Organic levers could be:
- a hyper-engaged community that become Brand Ambassadors and drive new customers
- a really cool product that generates a lot of online buzz
- some kind of referral/network lever that creates hyper-growth without advertising
If the answer is yes, then there is a chance that the initial CAC will be much lower than what competitors may have. It is still NOT a good idea to benchmark CAC too far below an industry benchmark at the beginning – then expectations are set so high and the business model might be hemorrhaging cash relative to expectations.
But if there is some data to show that organic levers are driving growth at a low CAC multiple relative to the industry, there is no reason to model the CAC up into the future. Cash App is still acquiring its customers below the industry average with 45M MAUs (Monthly Active Users).
What is the projected LTV (Lifetime Value) multiple relative to CAC?
We saw above how Farfetch benchmarked CAC off of ARPU (Average Revenue Per User) to target a LTV (Lifetime Value) multiple of at least 3X (or 300%) Revenue earned through the lifetime of a customer versus CAC.
In the case of Farfetch’s CAC eventually increasing significantly, this doesn’t necessarily kill a business model, but we saw that it could. In the last several quarters, they have been under pressure and going forward investors will be waiting to see if they can turn it around.
Modelling CAC up over time can be a good stress test of any business model. If increased CAC growth in the future blows up a business model, then it needs to be tweaked.
What % of New Customers are projected to become Repeat Customers?
This is probably the most important question. If the % of New Customers who become Repeat Customers is high, then an aggressive CAC spend can be justified even with somewhat uncertain Unit Economics. If a large % of New Customers end up in Churn, then the business model will fall apart in the vast majority of cases.
We saw how in eCommerce, Average Repeat Purchases have actually gone up ~40% in dollar terms (ie. more revenue) over the same time period where CAC has gone up ~200% (ie. higher costs).
The firms that would have survived the best during this period would be those with the highest Contribution Margins, a factor that is driven by how much they outlay on CAC.
Therefore, when determining whether to model CAC up or down, look at strategies/costs for Customer Retention in tandem. Yes, Customer Retention costs could eat into margin, but needing to constantly acquire New Customers will eat into margins a lot more!

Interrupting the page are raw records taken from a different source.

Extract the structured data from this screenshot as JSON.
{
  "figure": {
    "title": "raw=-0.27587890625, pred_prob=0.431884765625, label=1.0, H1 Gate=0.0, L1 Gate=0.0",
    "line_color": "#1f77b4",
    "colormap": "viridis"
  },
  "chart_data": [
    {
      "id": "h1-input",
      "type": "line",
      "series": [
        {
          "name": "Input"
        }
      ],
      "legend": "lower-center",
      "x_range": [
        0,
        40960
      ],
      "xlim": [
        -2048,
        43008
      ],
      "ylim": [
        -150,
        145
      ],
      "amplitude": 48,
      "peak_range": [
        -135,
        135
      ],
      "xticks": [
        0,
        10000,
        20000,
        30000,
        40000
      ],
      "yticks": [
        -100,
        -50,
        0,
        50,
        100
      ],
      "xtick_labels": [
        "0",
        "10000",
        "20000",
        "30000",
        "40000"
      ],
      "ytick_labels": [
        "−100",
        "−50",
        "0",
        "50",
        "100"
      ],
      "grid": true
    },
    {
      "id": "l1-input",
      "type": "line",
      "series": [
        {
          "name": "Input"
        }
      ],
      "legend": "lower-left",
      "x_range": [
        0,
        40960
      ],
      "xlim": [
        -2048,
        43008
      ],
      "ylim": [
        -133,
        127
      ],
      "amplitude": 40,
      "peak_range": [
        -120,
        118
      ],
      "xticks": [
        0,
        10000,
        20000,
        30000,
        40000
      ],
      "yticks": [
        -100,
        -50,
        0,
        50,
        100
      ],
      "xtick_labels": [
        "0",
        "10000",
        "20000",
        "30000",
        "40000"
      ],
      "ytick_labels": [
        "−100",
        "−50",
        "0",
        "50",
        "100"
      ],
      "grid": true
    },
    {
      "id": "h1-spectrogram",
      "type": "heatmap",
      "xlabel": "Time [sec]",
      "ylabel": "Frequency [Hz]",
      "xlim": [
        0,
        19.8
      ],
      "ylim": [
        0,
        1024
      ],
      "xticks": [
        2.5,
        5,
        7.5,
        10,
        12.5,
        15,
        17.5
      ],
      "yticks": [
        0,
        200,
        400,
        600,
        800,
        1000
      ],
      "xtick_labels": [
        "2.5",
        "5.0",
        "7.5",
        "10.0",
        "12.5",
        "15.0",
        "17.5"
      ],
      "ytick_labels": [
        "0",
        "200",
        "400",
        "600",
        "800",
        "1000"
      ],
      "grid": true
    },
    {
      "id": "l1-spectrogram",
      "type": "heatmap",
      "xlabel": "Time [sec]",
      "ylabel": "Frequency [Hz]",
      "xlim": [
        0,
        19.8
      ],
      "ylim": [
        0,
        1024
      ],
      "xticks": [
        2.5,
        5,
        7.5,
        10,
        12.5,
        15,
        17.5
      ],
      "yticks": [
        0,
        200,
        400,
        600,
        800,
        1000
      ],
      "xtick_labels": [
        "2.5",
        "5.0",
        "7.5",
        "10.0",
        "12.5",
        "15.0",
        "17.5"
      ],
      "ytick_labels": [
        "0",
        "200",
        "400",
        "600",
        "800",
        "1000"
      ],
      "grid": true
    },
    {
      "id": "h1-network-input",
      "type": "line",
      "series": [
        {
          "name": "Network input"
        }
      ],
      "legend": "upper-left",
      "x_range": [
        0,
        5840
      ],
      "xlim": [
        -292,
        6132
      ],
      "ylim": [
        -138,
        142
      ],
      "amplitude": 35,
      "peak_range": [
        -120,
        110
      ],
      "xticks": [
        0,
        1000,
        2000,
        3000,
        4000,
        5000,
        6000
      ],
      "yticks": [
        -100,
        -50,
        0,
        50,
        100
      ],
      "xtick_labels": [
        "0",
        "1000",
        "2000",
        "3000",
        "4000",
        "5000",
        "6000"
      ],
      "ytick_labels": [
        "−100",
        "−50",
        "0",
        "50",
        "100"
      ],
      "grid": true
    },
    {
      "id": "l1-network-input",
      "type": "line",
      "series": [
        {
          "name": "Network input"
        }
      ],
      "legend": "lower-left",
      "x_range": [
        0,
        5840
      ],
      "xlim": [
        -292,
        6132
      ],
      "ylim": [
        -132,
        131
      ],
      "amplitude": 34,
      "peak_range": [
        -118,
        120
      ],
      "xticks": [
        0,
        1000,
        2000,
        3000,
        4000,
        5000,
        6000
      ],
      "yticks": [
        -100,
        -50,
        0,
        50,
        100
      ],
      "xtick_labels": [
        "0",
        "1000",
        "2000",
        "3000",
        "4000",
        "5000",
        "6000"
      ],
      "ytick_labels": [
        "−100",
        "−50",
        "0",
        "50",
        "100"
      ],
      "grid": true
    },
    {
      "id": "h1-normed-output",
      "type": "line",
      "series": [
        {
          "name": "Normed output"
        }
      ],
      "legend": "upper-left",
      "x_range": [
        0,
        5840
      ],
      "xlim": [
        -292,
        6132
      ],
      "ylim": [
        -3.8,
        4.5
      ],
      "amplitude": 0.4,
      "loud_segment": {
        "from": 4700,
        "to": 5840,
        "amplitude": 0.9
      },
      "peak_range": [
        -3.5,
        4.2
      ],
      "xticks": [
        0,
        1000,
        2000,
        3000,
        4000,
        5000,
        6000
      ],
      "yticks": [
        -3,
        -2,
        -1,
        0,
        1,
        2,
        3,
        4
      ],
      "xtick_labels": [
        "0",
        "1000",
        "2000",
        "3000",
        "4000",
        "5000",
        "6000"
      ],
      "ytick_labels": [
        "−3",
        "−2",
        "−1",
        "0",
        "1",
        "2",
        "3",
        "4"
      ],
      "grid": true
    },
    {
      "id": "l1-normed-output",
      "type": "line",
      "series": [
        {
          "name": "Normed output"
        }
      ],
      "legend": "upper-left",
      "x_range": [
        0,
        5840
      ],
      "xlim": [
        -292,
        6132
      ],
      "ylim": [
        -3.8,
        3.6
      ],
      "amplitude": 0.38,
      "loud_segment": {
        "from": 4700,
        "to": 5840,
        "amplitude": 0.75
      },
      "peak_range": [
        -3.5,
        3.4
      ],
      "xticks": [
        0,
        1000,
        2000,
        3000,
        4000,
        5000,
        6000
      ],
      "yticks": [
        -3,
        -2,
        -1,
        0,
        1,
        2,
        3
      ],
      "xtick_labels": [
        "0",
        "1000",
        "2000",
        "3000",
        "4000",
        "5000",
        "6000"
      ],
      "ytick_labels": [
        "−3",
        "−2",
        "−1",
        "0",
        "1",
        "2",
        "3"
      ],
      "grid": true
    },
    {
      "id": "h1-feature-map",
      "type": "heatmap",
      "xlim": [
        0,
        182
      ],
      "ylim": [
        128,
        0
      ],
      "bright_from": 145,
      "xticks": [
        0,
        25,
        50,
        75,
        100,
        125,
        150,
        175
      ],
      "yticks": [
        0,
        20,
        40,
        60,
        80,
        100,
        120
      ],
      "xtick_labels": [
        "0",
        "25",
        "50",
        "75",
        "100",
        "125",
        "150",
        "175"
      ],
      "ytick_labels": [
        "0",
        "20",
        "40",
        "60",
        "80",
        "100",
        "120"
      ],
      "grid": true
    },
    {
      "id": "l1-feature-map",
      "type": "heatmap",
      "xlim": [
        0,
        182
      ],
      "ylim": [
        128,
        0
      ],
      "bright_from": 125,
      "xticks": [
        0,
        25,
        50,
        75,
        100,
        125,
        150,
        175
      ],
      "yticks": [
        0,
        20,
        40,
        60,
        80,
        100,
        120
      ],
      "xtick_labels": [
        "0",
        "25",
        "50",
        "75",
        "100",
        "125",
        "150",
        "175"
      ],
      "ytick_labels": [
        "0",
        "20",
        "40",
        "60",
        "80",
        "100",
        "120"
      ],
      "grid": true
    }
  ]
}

Scenario Analysis – Finding the Balance
Different business models will have very different CAC costs, as we have seen in this post. The idea is to look at different CAC scenarios to understand how it effects the business model over time. Business Modelling can help identify different structural advantages/disadvantages in the model, from which various strategies can be deployed to adapt.
Overall, we can see how fickle and difficult it is to predict CAC over time. We have also seen how it can make or break business models in the short, medium, and long-term. That’s why working with some form of relatively accurate CAC assumptions is so important when modelling a business, new or existing.